Had a chance to hit the water for a brief outing recently searching for that elusive citation Speckled Trout. I launched at the start of the flood tide in the pre-dawn hours into a slight breeze of 8-10 knots (believe me, that's practically dead calm for my outings these days). I had three target areas for the day planned, and I needed to make haste if I wanted to be able to hit all three in the short window I had afforded to me this day.
After a short pedal, I made my way to the first area, a long shallow point that normally holds fish. I made a cast to the starboard side of the Pro Angler and slowed my pace to a slow roll the Hammershad. Within a minute, it was hammered but there was little fight. I knew it wasn't a speck or red for certain. It had to be only one other species that I know in this area this time of year - a juvenile striper........measured in at 15".
After a quick photo, I made another cast with the Hammershad to continue the slow troll until I made it to my second target area. After I crossed another hole that rose to a significant flat, the Hammershad was literally hammered and drag started ripping - had to be a redfish. The challenge in getting this fish in was the incoming tide had picked up in earnest and the winds had shifted and gained in strength. Now I was battling a strong incoming coupled with a wind that was riding the current as well. It pushed me directly into the bank and I risked getting hung up on something and losing the fish. Fortunately, I wrangled the feisty 19" red to the side of the hull right as I reached the shoreline and just lifted him in. Nice fight but not what I was looking for.....
At my second target area, I deployed the trusty 8' YakAttack ParkNPole and waded out onto the flat trying to position myself for any predators schooling and chasing bait. Nary a bite to be found. I threw topwaters, suspending plugs, moving plastics. Varied my retrieves from the normal to the unorthodox just to try and discern the presentation that they were looking for.

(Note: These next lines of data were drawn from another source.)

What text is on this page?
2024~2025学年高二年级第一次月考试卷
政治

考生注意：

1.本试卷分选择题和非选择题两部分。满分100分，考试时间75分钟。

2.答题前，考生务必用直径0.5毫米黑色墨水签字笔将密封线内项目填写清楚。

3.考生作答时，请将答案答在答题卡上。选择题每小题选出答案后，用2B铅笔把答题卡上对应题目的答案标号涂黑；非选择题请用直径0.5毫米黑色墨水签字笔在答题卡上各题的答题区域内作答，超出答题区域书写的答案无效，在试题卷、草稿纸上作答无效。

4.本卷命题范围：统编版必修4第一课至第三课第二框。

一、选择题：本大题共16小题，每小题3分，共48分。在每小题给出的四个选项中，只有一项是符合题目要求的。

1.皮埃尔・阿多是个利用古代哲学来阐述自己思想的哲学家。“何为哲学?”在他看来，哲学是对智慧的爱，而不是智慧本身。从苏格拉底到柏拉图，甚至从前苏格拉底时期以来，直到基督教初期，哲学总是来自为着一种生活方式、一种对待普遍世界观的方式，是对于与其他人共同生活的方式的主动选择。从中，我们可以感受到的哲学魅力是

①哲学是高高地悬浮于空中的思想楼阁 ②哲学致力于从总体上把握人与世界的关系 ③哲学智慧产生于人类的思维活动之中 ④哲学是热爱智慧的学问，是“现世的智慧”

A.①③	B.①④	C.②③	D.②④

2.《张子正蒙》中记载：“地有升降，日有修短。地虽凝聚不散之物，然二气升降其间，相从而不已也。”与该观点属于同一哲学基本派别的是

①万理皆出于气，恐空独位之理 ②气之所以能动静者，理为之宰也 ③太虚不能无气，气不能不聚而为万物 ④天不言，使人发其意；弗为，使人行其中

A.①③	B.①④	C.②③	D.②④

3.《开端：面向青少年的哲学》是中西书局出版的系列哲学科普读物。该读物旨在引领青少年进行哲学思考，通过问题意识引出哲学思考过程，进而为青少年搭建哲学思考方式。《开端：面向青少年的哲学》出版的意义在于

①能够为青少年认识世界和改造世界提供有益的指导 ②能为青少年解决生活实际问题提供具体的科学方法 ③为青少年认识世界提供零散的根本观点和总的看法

Nothing.
I repeated this procedure at my third target area and finally found some baitfish, but I knew it was all for naught. I had reached the end of my allotted time on the water. I know if I could have hung around for just another hour or two the bite would have turned on. I would have been in perfect position to ambush the monster trout I know were staging offshore and waiting for the outgoing to begin.
No worries - I will be back and pursuing that citation. I will persist, and it will happen.
The lure of the day, as mentioned before, was a Powerteam Lures 3.6" JP Hammershad with a small drop of Hog Tonic. It is a very versatile bait and can be rigged in a number of ways. On a standard jighead, as a trailer on a swimming jig or spinnerbait, as a drop shot - the choices are only limited by your imagination. the beauty of these baits is that they are flat on the bottom. This is helpful in two ways - one, it helps with skipping under the canopy of overhanging trees, docks and cutting through the wind. And second, it is awesome as a suspending jerkbait. Rig it on a 3/0 EWG or swimbait hook with a keeper pin. The neutral buoyancy of the lure helps it float or levitate in the water and exhibits a slow sink.